Dans l’éolien offshore, la Haute-Normandie possède de grands noms comme Alstom, Areva ou EDF. Globalement, l’industrie y est puissante. En particulier, elle est la première région française en matière de raffinage pétrolier et assure un tiers de la production hexagonale de produits chimiques raffinés. A eux seuls, les produits raffinés et le coke y ont représenté 20,3 % de l’export entre le quatrième trimestre 2011 et le troisième trimestre 2012, d’après les Douanes françaises, la chimie, 20,1 %, la pharmacie, 6,9 % et les produits de la culture et de l’élevage, 5,9 %. Mais la Haute-Normandie, qui a exporté à plus de 41 % dans la zone euro pendant cette période, souffre aussi de la crise économique dans l’automobile ou les hydrocarbures (raffinerie Petroplus).
Un autre secteur d’avenir en Haute-Normandie est le véhicule électrique. « La Région a noué un partenariat avec Renault pour les bornes de recharge et a investi plusieurs millions d’euros sur le site du constructeur à Cléon », rappelle Nicolas Mayer-Rossignol. Toutefois, le vice-président du Conseil régional estime que les exportations de la Haute-Normandie sont « trop le fait de quelques grands noms dans le pétrole, l’automobile, l’aéronautique » et que « dans ce domaine, les résultats des PME ne sont pas formidables ».

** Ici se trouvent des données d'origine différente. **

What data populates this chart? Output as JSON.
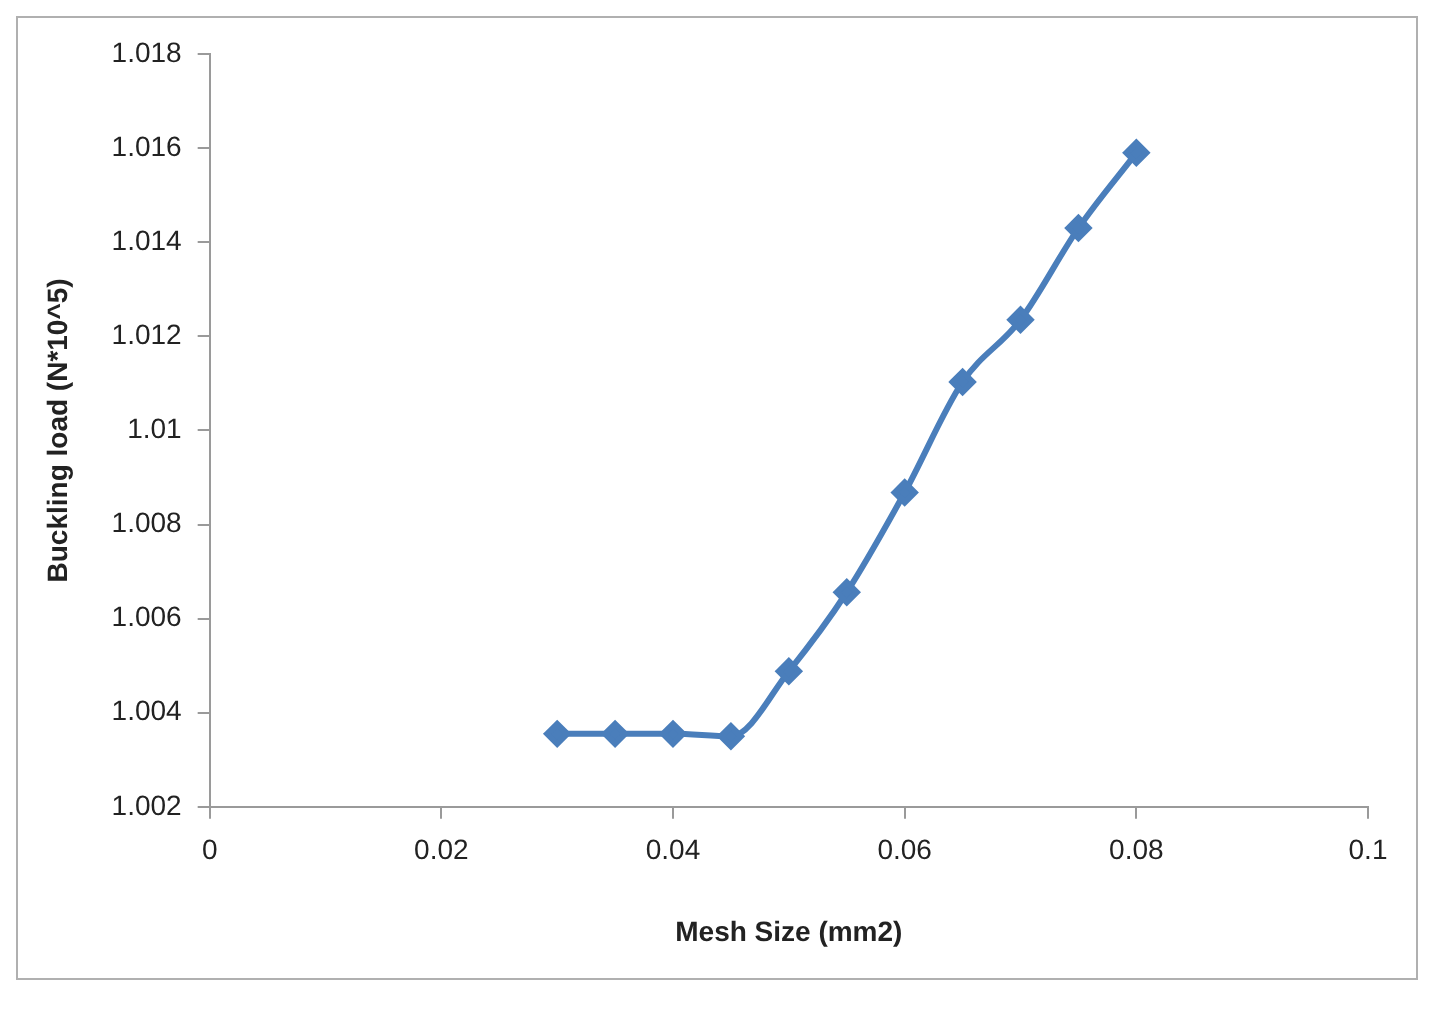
{
  "chart_data": {
    "type": "line",
    "xlabel": "Mesh Size (mm2)",
    "ylabel": "Buckling load (N*10^5)",
    "x": [
      0.03,
      0.035,
      0.04,
      0.045,
      0.05,
      0.055,
      0.06,
      0.065,
      0.07,
      0.075,
      0.08
    ],
    "series": [
      {
        "color": "#4a7ebb",
        "values": [
          1.00355,
          1.00355,
          1.00355,
          1.0035,
          1.00488,
          1.00656,
          1.00868,
          1.01103,
          1.01235,
          1.0143,
          1.0159
        ]
      }
    ],
    "xlim": [
      0,
      0.1
    ],
    "xticks": [
      0,
      0.02,
      0.04,
      0.06,
      0.08,
      0.1
    ],
    "ylim": [
      1.002,
      1.018
    ],
    "yticks": [
      1.002,
      1.004,
      1.006,
      1.008,
      1.01,
      1.012,
      1.014,
      1.016,
      1.018
    ],
    "grid": false,
    "legend": false,
    "marker": "diamond",
    "line_style": "solid"
  }
}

Et « pourtant, assure l’élu normand, nous avons de véritables pépites », à l’instar de Ressorts Masselin (voir article ci-dessous). Son objectif est donc de concentrer les efforts sur des entreprises qui « veulent exporter », notamment dans les secteurs clés que sont l’aéronautique, la pharmacie, l’automobile ou l’énergie.

De notre envoyé spécial François Pargny

Ressorts Masselin : un sous-traitant qui a du ressort à l’export

Ressorts Masselin produit des ressorts de taille et de poids très divers. « Ils peuvent varier de quelques grammes à 750 kilogrammes, comme ces ressorts pour la robinetterie pétrolière que nous allons livrer en Chine », présente Olivier Gouriou, le directeur commercial, en parcourant les entrepôts de l’entreprise de Petit-Quevilly, dans la banlieue de Rouen.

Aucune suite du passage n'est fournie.